Massive open online courses (MOOCs) have become more commonplace, with schools as illustrious as Harvard and MIT putting some of their course offerings online for the world to take.

He is not the first to argue that the entire traditional college model is no longer the only way for young people to prove their bona fides to employers, or to gain the knowledge they need in order to function effectively as citizens.

College without tuition, for most, is about as technologically feasible as cryogenics or driverless cars. It’s not here yet, but it’s on its way.

Of course, not everyone is taking the issue of whether college still has value as a merely academic issue.

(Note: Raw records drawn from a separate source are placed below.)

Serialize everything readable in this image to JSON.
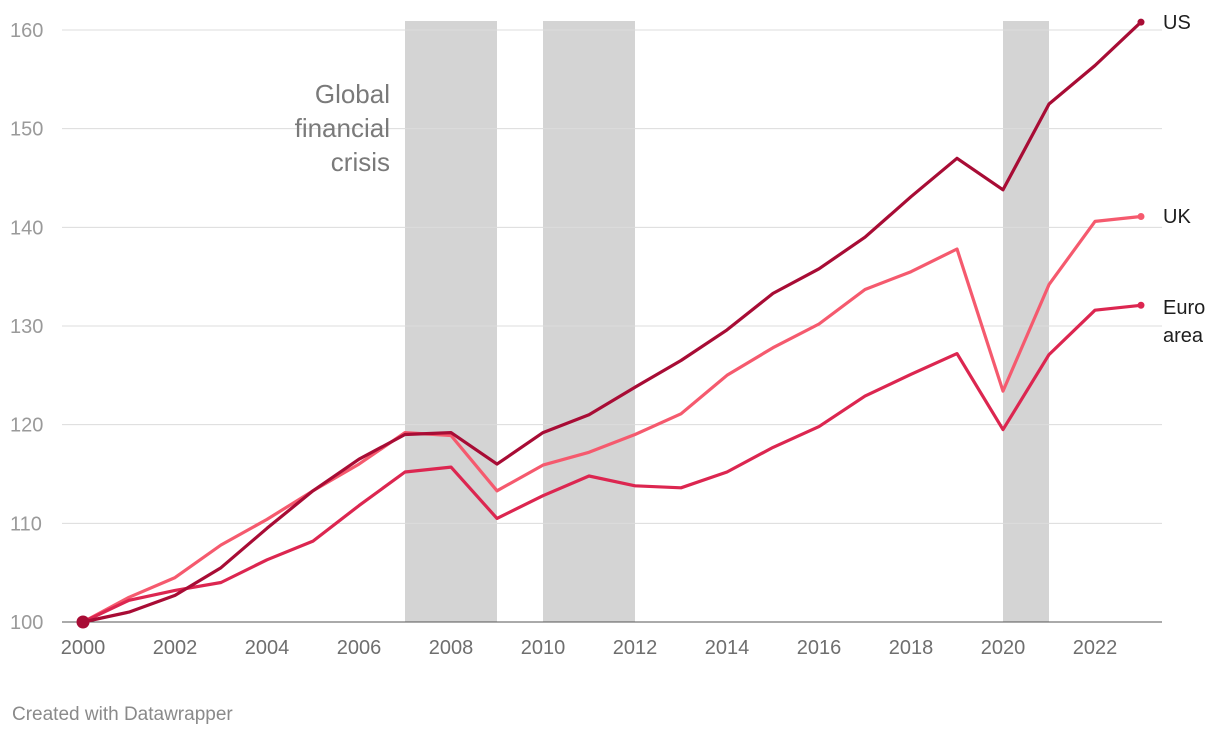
{
  "chart_data": {
    "type": "line",
    "title": "",
    "xlabel": "",
    "ylabel": "",
    "ylim": [
      100,
      160
    ],
    "y_ticks": [
      100,
      110,
      120,
      130,
      140,
      150,
      160
    ],
    "x_ticks": [
      2000,
      2002,
      2004,
      2006,
      2008,
      2010,
      2012,
      2014,
      2016,
      2018,
      2020,
      2022
    ],
    "x": [
      2000,
      2001,
      2002,
      2003,
      2004,
      2005,
      2006,
      2007,
      2008,
      2009,
      2010,
      2011,
      2012,
      2013,
      2014,
      2015,
      2016,
      2017,
      2018,
      2019,
      2020,
      2021,
      2022,
      2023
    ],
    "shaded_periods": [
      {
        "start": 2007,
        "end": 2009
      },
      {
        "start": 2010,
        "end": 2012
      },
      {
        "start": 2020,
        "end": 2021
      }
    ],
    "annotation": {
      "lines": [
        "Global",
        "financial",
        "crisis"
      ]
    },
    "series": [
      {
        "name": "US",
        "label_lines": [
          "US"
        ],
        "color": "#a80c35",
        "values": [
          100,
          101,
          102.7,
          105.5,
          109.5,
          113.3,
          116.5,
          119,
          119.2,
          116,
          119.2,
          121,
          123.8,
          126.5,
          129.6,
          133.3,
          135.8,
          139,
          143.1,
          147,
          143.8,
          152.5,
          156.4,
          160.8
        ]
      },
      {
        "name": "UK",
        "label_lines": [
          "UK"
        ],
        "color": "#f55a6e",
        "values": [
          100,
          102.5,
          104.5,
          107.8,
          110.4,
          113.3,
          116,
          119.2,
          118.9,
          113.3,
          115.9,
          117.2,
          119,
          121.1,
          125,
          127.8,
          130.2,
          133.7,
          135.5,
          137.8,
          123.4,
          134.2,
          140.6,
          141.1
        ]
      },
      {
        "name": "Euro area",
        "label_lines": [
          "Euro",
          "area"
        ],
        "color": "#dc2650",
        "values": [
          100,
          102.2,
          103.2,
          104,
          106.3,
          108.2,
          111.8,
          115.2,
          115.7,
          110.5,
          112.8,
          114.8,
          113.8,
          113.6,
          115.2,
          117.7,
          119.8,
          122.9,
          125.1,
          127.2,
          119.5,
          127.1,
          131.6,
          132.1
        ]
      }
    ],
    "start_marker_color": "#a80c35"
  },
  "footer": {
    "credit": "Created with Datawrapper"
  }
}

Ron Paul, the former Texas congressman and father of GOP presidential hopeful Sen. Rand Paul of Kentucky, has  created a home-school curriculum for K-12 that permits, and actually encourages, students to take online college courses while they’re in high school.

As a result, students in Paul’s program can attain a Bachelor of Arts degree before their 18th birthday … at a cost of less than $10,000.

And Peter Thiel, the technology genius whose billion-dollar-babies include YouTube, Tesla, and a handful of other brand names, has started writing checks for $100,000 to worthy young people so they can start their business or technology careers without a college degree.

With all this pressure on the traditional college model, it would not be surprising if, a generation from now, half of the colleges in the United States went belly up.